La période est propice aux prophéties en tous genres, qui prédisent tantôt un mur des faillites, tantôt un redécollage spontané. Mieux vaut renoncer à la boule de cristal et se préparer à toute éventualité. C’est l’esprit qui a guidé la mise en place de cette procédure accélérée, et plus largement tout le plan d’accompagnement à la sortie de crise, fondé sur une prévention au plus près des entreprises. Nous aurions été encore mieux armés sans la suppression du commissaire aux comptes dans les PME, édictée en 2019 par la loi Pacte, à contre-courant des normes internationales qui partout renforcent la protection financière des entreprises. Pour des économies de bout de chandelle, le pays s’est privé d’un filet de sécurité et d’un émetteur d’alerte qui auraient été fort utiles aujourd’hui.

Vous avez été commissaire général aux investissements d’avenir : quel regard portez-vous sur les plans de relance initiés depuis le début de la pandémie ?

Le monde moderne a déjà connu de graves crises, provoquées par la spéculation financière – 1929, 2008 – ou par le surinvestissement – en 2000, par exemple. Rien de comparable cependant avec cette catastrophe sanitaire. Dans une situation totalement inédite, sans aucune référence, la politique de relance a assuré l’essentiel en ouvrant largement les vannes de l’argent public pour éviter à tout prix les défaillances en cascade, un chômage massif et l’arrêt total de l’économie. L’Union européenne a également répondu présent en parvenant, malgré des lenteurs et des tensions, à un plan de relance de 750 milliards d’euros. Au-delà des sauvetages et des renflouements, indispensables à court terme, c’est sur le temps long que se jugera la qualité des plans de relance, dans leur capacité à faire émerger une économie durable et décarbonée. À titre de comparaison, les investissements d’avenir dans l’Université Paris-Saclay, engagés en 2010, portent leurs fruits aujourd’hui, avec pour effet une ascension fulgurante dans les classements internationaux.

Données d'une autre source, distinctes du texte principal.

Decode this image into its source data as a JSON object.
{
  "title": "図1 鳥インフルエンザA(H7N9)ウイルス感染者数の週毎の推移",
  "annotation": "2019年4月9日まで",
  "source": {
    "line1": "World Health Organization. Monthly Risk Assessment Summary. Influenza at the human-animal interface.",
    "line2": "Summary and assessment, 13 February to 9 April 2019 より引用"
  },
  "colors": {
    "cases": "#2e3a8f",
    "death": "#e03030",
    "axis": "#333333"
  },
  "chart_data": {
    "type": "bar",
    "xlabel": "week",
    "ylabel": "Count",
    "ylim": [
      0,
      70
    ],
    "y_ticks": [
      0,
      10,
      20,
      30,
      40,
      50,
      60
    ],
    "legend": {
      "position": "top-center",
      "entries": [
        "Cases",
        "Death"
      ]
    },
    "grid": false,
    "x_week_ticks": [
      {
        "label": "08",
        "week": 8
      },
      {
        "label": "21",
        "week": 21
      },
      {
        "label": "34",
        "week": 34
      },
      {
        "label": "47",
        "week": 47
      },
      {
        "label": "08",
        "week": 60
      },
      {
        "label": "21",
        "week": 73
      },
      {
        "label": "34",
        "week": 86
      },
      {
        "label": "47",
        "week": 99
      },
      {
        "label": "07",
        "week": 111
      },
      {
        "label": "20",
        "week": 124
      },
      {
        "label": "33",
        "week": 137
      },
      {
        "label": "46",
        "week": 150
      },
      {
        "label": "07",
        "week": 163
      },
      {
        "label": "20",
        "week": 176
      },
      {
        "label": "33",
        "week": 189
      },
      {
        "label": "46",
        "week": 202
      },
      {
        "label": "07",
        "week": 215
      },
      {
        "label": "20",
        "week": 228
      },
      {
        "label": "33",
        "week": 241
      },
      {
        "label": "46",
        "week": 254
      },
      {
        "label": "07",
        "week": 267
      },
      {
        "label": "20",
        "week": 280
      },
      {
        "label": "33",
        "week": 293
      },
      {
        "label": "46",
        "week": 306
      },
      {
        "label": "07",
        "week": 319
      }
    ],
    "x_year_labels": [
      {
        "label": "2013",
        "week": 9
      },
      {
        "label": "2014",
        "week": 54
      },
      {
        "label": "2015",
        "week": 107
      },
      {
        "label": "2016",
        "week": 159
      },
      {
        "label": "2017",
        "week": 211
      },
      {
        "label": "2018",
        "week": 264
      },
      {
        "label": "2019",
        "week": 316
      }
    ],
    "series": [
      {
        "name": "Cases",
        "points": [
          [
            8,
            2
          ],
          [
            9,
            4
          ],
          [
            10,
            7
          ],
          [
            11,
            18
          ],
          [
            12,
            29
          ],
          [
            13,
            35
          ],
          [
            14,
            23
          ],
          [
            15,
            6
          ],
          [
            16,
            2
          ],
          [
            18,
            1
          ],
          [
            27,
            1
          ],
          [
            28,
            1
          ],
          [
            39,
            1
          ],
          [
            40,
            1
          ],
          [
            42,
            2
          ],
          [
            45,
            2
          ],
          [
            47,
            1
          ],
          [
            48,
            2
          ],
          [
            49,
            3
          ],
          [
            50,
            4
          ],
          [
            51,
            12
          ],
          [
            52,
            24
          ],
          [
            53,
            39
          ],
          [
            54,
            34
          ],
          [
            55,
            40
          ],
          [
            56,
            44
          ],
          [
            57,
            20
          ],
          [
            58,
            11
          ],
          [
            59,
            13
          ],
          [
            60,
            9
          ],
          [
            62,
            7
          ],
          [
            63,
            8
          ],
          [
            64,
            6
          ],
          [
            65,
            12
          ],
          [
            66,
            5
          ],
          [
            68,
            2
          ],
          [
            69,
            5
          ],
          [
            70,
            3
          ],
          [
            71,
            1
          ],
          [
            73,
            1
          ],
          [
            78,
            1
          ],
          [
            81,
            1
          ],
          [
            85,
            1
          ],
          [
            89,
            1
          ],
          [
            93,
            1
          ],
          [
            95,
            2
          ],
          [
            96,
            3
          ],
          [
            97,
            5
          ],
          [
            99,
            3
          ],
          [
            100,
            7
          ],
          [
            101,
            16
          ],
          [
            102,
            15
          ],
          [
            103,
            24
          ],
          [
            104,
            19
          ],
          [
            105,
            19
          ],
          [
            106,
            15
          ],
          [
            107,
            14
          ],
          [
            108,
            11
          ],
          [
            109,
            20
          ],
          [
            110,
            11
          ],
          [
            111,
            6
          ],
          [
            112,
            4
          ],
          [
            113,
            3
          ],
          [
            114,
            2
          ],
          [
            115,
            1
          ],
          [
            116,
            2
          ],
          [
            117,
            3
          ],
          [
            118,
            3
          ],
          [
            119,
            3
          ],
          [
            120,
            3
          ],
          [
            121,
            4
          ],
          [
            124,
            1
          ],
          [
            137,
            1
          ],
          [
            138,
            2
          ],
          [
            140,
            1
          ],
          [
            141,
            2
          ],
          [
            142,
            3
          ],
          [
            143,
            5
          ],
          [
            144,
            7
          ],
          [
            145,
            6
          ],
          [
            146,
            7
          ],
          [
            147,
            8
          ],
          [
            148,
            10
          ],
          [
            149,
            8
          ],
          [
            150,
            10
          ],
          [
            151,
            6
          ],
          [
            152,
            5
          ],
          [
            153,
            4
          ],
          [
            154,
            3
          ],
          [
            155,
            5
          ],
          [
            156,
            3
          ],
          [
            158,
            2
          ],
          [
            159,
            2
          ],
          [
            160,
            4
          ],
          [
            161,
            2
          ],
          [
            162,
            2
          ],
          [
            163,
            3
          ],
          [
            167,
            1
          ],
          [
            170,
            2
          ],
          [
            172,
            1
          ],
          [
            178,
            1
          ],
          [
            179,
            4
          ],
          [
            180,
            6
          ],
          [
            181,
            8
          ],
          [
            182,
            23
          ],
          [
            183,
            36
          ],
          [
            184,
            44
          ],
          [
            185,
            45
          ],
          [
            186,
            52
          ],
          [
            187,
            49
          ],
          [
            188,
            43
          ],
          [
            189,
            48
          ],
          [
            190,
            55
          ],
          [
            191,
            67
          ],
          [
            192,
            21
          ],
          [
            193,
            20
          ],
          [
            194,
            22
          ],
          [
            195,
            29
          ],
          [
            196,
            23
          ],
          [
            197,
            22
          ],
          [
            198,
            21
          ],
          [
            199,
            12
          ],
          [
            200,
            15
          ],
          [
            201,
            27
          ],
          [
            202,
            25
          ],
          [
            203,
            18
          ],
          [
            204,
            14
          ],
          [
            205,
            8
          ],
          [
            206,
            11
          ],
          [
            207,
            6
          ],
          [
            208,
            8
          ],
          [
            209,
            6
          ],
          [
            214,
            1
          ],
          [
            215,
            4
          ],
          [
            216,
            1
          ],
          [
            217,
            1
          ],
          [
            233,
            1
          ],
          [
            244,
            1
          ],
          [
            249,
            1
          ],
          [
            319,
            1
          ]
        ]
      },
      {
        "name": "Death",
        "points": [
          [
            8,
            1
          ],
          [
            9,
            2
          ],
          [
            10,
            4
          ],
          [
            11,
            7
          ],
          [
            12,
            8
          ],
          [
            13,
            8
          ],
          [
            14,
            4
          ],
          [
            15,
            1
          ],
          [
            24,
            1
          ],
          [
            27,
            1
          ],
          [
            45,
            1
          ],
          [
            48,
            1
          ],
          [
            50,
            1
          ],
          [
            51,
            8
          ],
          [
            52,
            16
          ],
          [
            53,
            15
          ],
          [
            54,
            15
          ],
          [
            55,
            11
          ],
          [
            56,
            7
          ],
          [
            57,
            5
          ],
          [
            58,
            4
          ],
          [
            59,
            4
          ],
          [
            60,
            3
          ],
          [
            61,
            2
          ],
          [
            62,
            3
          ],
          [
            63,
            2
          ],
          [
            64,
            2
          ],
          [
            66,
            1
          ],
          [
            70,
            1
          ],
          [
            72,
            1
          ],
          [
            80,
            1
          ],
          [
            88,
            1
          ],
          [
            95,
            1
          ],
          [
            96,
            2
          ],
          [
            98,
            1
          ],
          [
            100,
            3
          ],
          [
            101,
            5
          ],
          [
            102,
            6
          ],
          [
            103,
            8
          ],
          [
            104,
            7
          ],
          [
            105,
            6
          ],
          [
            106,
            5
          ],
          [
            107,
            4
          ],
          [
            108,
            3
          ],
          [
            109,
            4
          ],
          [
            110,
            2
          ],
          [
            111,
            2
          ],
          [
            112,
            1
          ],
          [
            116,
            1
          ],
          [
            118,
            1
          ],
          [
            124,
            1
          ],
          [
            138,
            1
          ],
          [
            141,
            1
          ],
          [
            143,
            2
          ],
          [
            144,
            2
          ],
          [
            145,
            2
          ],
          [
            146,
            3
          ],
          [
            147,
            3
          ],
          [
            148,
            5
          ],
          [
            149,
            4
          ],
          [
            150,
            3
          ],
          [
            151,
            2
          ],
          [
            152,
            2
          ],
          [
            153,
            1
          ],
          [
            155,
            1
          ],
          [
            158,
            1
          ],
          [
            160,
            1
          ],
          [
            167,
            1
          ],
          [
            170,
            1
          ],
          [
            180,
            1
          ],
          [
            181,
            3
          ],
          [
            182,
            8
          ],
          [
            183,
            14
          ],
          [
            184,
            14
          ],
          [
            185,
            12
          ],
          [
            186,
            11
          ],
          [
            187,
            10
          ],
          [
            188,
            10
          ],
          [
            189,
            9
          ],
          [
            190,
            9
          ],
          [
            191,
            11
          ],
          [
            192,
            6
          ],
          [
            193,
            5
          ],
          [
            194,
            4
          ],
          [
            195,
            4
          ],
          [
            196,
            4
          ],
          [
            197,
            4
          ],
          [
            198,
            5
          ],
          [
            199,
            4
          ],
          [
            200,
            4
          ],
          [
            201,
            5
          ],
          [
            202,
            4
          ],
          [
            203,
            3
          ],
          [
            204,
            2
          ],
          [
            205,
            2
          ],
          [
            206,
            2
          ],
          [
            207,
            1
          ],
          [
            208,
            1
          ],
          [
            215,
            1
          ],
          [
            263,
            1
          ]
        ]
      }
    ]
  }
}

À son échelle, la Cavec contribue à la relance de l’économie française en investissant dans des secteurs d’avenir – santé, biotech, énergies renouvelables… – dans des fonds verts et responsables. Quel est votre avis sur ces placements ?

Pour un organisme de retraite, la problématique des placements est toujours la quête du meilleur équilibre entre sécurité maximale – puisqu’il s’agit de la pension de ses adhérents – et rendement consistant. Dans cette équation, les fonds verts, à condition qu’ils ne relèvent pas du green washing, de même que les secteurs fléchés comme prioritaires dans les plans de relance, forment sans doute des placements sûrs et performants. Et quand je regarde les chiffres de la Cavec – des réserves multipliées par 11 en 30 ans, un rendement qui bat le CAC 40 sur la dernière décennie – je me dis que les gestionnaires de notre Caisse n’ont pas nécessairement besoin de mon avis en la matière !

(1) Entreprises de moins de 20 salariés, avec un passif inférieur à 3 millions d’euros, qui n’éprouvaient pas de difficulté particulière avant la crise sanitaire.